Es gilt, neue Lern- und Bildungswege kennenzulernen und für den kirchlichen Kontext zu adaptieren.

Als Beispiel sei hier die Digitalisierung der Arbeitswelt angeführt. Als „digital immigrant“ ist es anstrengend, bei der sich so rasant entwickelnden Technik auf dem Laufenden zu bleiben. Doch das Nutzungsverhalten von Anwenderinnen und Anwendern, von Multiplikatorinnen und Multiplikatoren verändert sich auch in der Pastoral stetig. Die frühere Unterscheidung von digitaler und realer Welt löst sich zunehmend auf, beide verschmelzen in der Wahrnehmung der heutigen Menschen zu einer Wirklichkeit. Dem muss kirchliches Handeln Rechnung tragen und die eigenen Inhalte entsprechend anpassen.

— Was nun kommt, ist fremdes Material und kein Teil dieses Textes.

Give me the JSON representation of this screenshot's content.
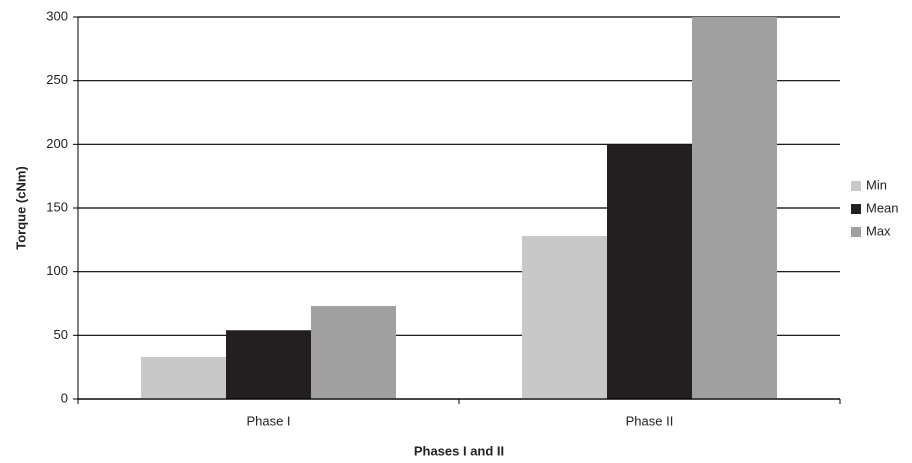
{
  "chart_data": {
    "type": "bar",
    "x_label": "Phases I and II",
    "y_label": "Torque (cNm)",
    "categories": [
      "Phase I",
      "Phase II"
    ],
    "series": [
      {
        "name": "Min",
        "color": "#c8c8c8",
        "values": [
          33,
          128
        ]
      },
      {
        "name": "Mean",
        "color": "#231f20",
        "values": [
          54,
          200
        ]
      },
      {
        "name": "Max",
        "color": "#a0a0a0",
        "values": [
          73,
          300
        ]
      }
    ],
    "ylim": [
      0,
      300
    ],
    "yticks": [
      0,
      50,
      100,
      150,
      200,
      250,
      300
    ],
    "grid": true,
    "legend": "right"
  }
}
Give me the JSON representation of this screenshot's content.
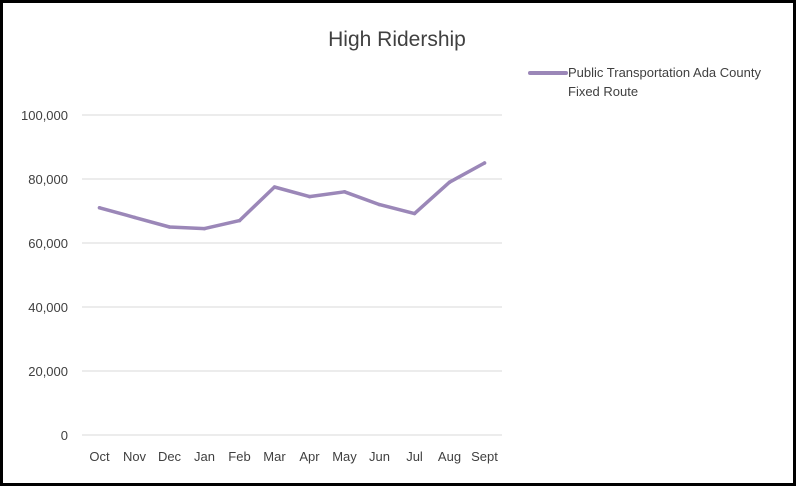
{
  "chart_data": {
    "type": "line",
    "title": "High Ridership",
    "xlabel": "",
    "ylabel": "",
    "categories": [
      "Oct",
      "Nov",
      "Dec",
      "Jan",
      "Feb",
      "Mar",
      "Apr",
      "May",
      "Jun",
      "Jul",
      "Aug",
      "Sept"
    ],
    "series": [
      {
        "name_lines": [
          "Public Transportation Ada County",
          "Fixed Route"
        ],
        "values": [
          71000,
          68000,
          65000,
          64500,
          67000,
          77500,
          74500,
          76000,
          72000,
          69200,
          79000,
          85000
        ],
        "color": "#9b87b8"
      }
    ],
    "y_ticks": [
      "0",
      "20,000",
      "40,000",
      "60,000",
      "80,000",
      "100,000"
    ],
    "ylim": [
      0,
      100000
    ],
    "grid": true,
    "legend_position": "top-right",
    "gridline_color": "#d9d9d9",
    "text_color": "#404040"
  }
}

Es gilt, neue Lern- und Bildungswege kennenzulernen und für den kirchlichen Kontext zu adaptieren. Das bedeutet, Wissen und Material im religiösen Kontext digital aufzubereiten und zur direkten Nutzung zur Verfügung zu stellen. Der Elternkurs kess-erziehen zum Beispiel, der von der Arbeitsgemeinschaft katholischer Familienbildung (AKF) entwickelt wurde, soll in einem angedachten Projekt als Webbased Training weiterentwickelt werden. Ein Ziel könnte sein, den Kurs auch denjenigen Eltern zur Verfügung zu stellen, die eher kirchenfern sind beziehungsweise die nicht über fünf Abende à zwei Stunde zu erreichen sind. Für dieses mögliche Projekt ist es unabdingbar, mit externen Dienstleistern zusammenzuarbeiten, die graphische, technische und mediendidaktische Kompetenzen mitbringen. Bereits die ersten Überlegungen zum denkbaren Projekt bringen verschiedene Herausforderungen mit sich: die Berücksichtigung der Entscheidungswege, das Eintauchen in eine andere didaktische Lernwelt, die Zusammenarbeit mit wirtschaftlichen Unternehmen, die Entwicklung eines straffen Projektplans, das Überzeugen von Mitarbeitenden in Kirche, diese neuen Wege zu gehen. Während in anderen Branchen diese Lernwege bereits erschlossen sind, braucht es in Kirche noch Überzeugungskraft.

Es braucht Freiheit im Geist, Frieden im Herzen und Lebensfreude in der Seele, um den Sprung zu wagen und einen Systemwechsel in Gang zu setzen.